两个人被推得一个踉跄,差点失去重心倒在地上。对此董昼毫不放在心上,而是踩着乱步往前走,一边走还一边伸出那只好的手,好像以为这样就能把人抓住。
“站住!”他晕乎乎地道。
可惜,无人理他。
不仅如此,前面二人的步子好像还在越来越快。
董昼感觉被驳了面子,一时有些恼。他看了一眼旁边杵着的两个人,粗浓的眉毛一拧:“你俩还傻站着干嘛?不知道去拦着吗?!”
两个人这才反应过来,连忙迈开步子,三步并成两步地去追。
樊意秋不善跑步,祝方书的身子骨不好,跑步也不行。所以那两个人三两下就把人追上。
他们挡在樊意秋二人的面前,把二人挡得严严实实。董昼在后面打着酒嗝带着一身难闻的酒气姗姗而来。
“你……”他手指着樊意秋,拖着音,踉踉跄跄走过来。
“撒开!”
樊意秋蹙眉,没搞清楚他在说什么。可随着董昼的眼光移动,樊意秋才惊觉自己居然还牵着祝方书不太暖的手,立马不好意思地松掉。
祝方书又何尝不是一副害羞姿态,手里还留着樊意秋的余温。甚至让他错觉到那点聊胜于无的温度在逐渐奔向炙热。

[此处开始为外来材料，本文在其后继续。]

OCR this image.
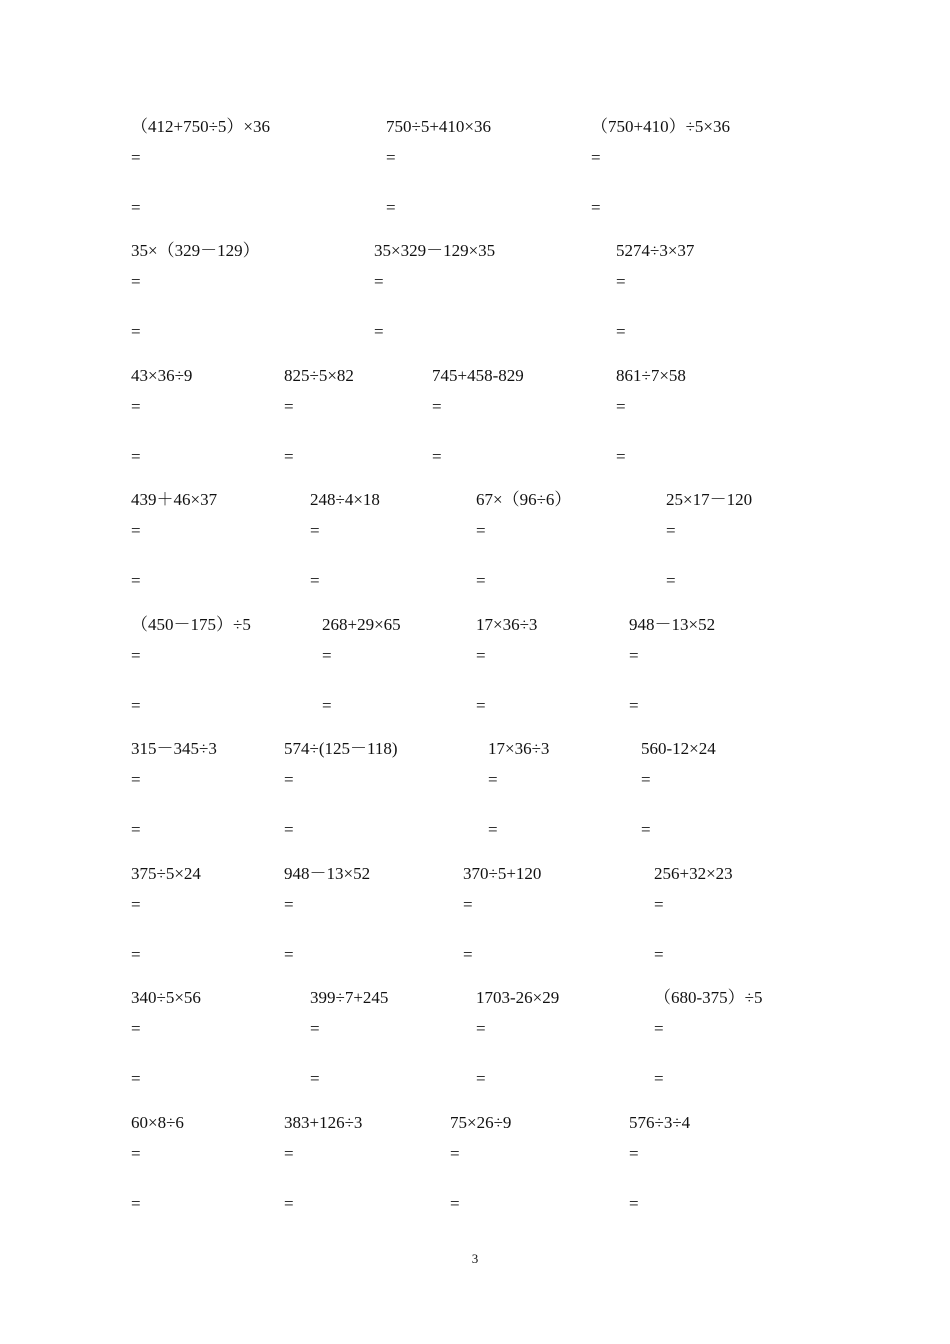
（412+750÷5）×36
=
=
750÷5+410×36
=
=
（750+410）÷5×36
=
=
35×（329－129）
=
=
35×329－129×35
=
=
5274÷3×37
=
=
43×36÷9
=
=
825÷5×82
=
=
745+458-829
=
=
861÷7×58
=
=
439＋46×37
=
=
248÷4×18
=
=
67×（96÷6）
=
=
25×17－120
=
=
（450－175）÷5
=
=
268+29×65
=
=
17×36÷3
=
=
948－13×52
=
=
315－345÷3
=
=
574÷(125－118)
=
=
17×36÷3
=
=
560-12×24
=
=
375÷5×24
=
=
948－13×52
=
=
370÷5+120
=
=
256+32×23
=
=
340÷5×56
=
=
399÷7+245
=
=
1703-26×29
=
=
（680-375）÷5
=
=
60×8÷6
=
=
383+126÷3
=
=
75×26÷9
=
=
576÷3÷4
=
=
3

董昼自然看不惯两个人卿卿我我的姿态,咬牙切齿,愠色燃眉。
“把她!”董昼手指樊意秋。
怒气冲冲道:“给我扔走!”
闻言,樊意秋心骇,而此时两个男人的阴影也压过来。祝方书见状立马护住樊意秋,不曾想自己被人一扯。
这一幕很快引得酒楼的食客注意,有人窃窃私语抱不平,然而无一人出手相助。
祝方书心中有火,眼看着樊意秋要被扯走,忽然发怒。他将董昼一把推开,然后眼疾手快地一把抓住正在疯狂挣扎的樊意秋。
樊意秋突然感受到新的力度,从混乱中剥出一片清明。使出全身力气,从不太牢固的桎梏中脱离。
两个人逃命般的疯狂往前跑,一刻不敢停。直到看不见董昼才心有余悸的堪堪停下步子。